Em outro artigo extremamente valioso, na Wired, Mat Honan conta a história de “Circa News”, um aplicativo que pretendia “revolucionar” o jornalismo. (Ideal revolucionário, por sinal, é o que não falta na indústria tecnológica). O programa coletava o fluxo de notícias de todo o mundo, e depois enviava fragmentos de informação a cada instante que um fato novo surgisse. Se os “fatos” seriam comprovados? Não se sabia ao certo. Se as informações passadas mereciam contexto? Não importava. O fundamental era manter a corrente de dados sendo transmitidos para os usuários, com apenas uma reflexão significativa — quando seria válido interromper a vida de alguém para compartilhar notícia? Os criadores do “Circa News” não conseguiram lidar com essa preocupação, e, no final das contas, acabaram vendo o aplicativo fracassar.
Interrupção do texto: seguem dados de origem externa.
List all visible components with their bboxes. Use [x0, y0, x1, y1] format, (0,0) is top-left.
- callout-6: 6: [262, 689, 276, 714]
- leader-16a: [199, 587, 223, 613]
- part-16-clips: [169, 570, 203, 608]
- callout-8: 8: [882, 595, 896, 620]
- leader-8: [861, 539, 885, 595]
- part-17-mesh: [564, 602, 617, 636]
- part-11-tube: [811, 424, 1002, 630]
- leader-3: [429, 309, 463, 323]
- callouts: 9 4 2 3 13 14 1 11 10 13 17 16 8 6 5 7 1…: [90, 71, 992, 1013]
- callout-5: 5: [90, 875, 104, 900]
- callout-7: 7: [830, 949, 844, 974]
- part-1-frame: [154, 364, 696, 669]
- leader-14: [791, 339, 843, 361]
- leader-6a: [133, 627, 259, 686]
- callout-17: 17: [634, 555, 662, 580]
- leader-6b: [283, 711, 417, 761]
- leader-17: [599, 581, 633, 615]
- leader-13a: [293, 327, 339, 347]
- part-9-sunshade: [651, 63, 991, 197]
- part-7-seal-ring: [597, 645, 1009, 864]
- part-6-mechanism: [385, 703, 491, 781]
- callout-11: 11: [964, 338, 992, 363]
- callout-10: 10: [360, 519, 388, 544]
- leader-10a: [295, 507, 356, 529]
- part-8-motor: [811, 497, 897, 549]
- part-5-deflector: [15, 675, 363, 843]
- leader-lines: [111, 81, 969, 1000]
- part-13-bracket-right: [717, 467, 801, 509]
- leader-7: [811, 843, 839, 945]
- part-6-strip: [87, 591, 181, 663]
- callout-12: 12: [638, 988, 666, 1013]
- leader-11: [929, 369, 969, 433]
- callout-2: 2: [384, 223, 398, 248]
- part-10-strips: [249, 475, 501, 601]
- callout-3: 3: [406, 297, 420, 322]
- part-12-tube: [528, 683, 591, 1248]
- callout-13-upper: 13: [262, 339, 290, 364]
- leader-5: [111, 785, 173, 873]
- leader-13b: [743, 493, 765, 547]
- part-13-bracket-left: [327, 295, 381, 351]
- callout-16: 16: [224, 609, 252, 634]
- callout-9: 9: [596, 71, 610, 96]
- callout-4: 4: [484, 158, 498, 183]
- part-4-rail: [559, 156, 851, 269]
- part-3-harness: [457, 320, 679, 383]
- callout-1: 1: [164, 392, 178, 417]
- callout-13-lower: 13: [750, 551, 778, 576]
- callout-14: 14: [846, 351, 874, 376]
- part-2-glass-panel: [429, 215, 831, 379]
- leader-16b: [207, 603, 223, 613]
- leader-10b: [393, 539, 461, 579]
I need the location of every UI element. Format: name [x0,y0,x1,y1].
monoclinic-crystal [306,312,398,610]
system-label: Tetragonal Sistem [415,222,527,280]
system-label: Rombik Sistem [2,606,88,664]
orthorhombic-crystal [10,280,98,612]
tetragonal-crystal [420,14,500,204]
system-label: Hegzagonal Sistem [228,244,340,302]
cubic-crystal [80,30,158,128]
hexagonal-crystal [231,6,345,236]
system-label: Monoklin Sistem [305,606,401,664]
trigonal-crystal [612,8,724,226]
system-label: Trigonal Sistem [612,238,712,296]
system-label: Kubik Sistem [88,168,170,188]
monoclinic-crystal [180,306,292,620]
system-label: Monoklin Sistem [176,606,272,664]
Nem todos, é claro, compartilham dessa nobre delicadeza. Desafio você a baixar os apps da rede americana CNN e da britânica BBC, e deixá-los em suas respectivas configurações padrão. No final de um dia, muito provavelmente sua tela de notificações terá sido abarrotada por uns 50 botões esperando um clique. Talvez pareça que não, mas isso representa muita coisa, especialmente ao se considerar que a maioria dos indivíduos sequer deseja ler tudo que lhe é passado. De qualquer forma, as manchetes continuam chegando até nós, ampliando a sensação de que tudo é indispensável (e provocando o FOMO, fear of missing out, o temor por perder alguma informação).

O exemplo mais evidente disso talvez se encontre, aliás, fora do ramo das interrupções à vida humana. Não é à toa que boa parte dos acontecimentos contemporâneos são narrados virtualmente com as imagens e descrições de “URGENTE”. Esse adjetivo, que deveria ser usado raramente, aparece em tudo: de acidentes de trânsito a tweets do Donald Trump; de prisões da Lava Jato a vídeos do seu youtuber favorito. É a faceta mais explícita de um modelo de consumo de mídia em forte ascensão, mas que, em última instância, leva à sua própria derrocada. Surge uma questão curiosa: se tudo é importante, o que efetivamente merece atenção? Até hoje, ninguém parece ter encontrado resposta eficaz. Mesmo para os maiores entusiastas da descentralização e proliferação de informações, em algum momento deve aparecer certa dificuldade em lidar com o fluxo de coisas que persiste a cada dia.

Queiramos ou não, por enquanto nossos cotidianos são bem limitados, e simplesmente não há como absorver tudo. Uma evidência ilustrativa é o número de livros já publicados pela humanidade — provavelmente incapazes de serem lidos por uma única pessoa no decorrer de toda a vida. Enquanto esse cenário persistir, cabe a nós refletir sobre o modo com que nos acostumamos a captar os dados do mundo — e, pior ainda, as inúmeras consequências que esse modelo tem trazido para várias cabeças deste século. Isso, entretanto, fica para além dos objetivos dessa curta epifania.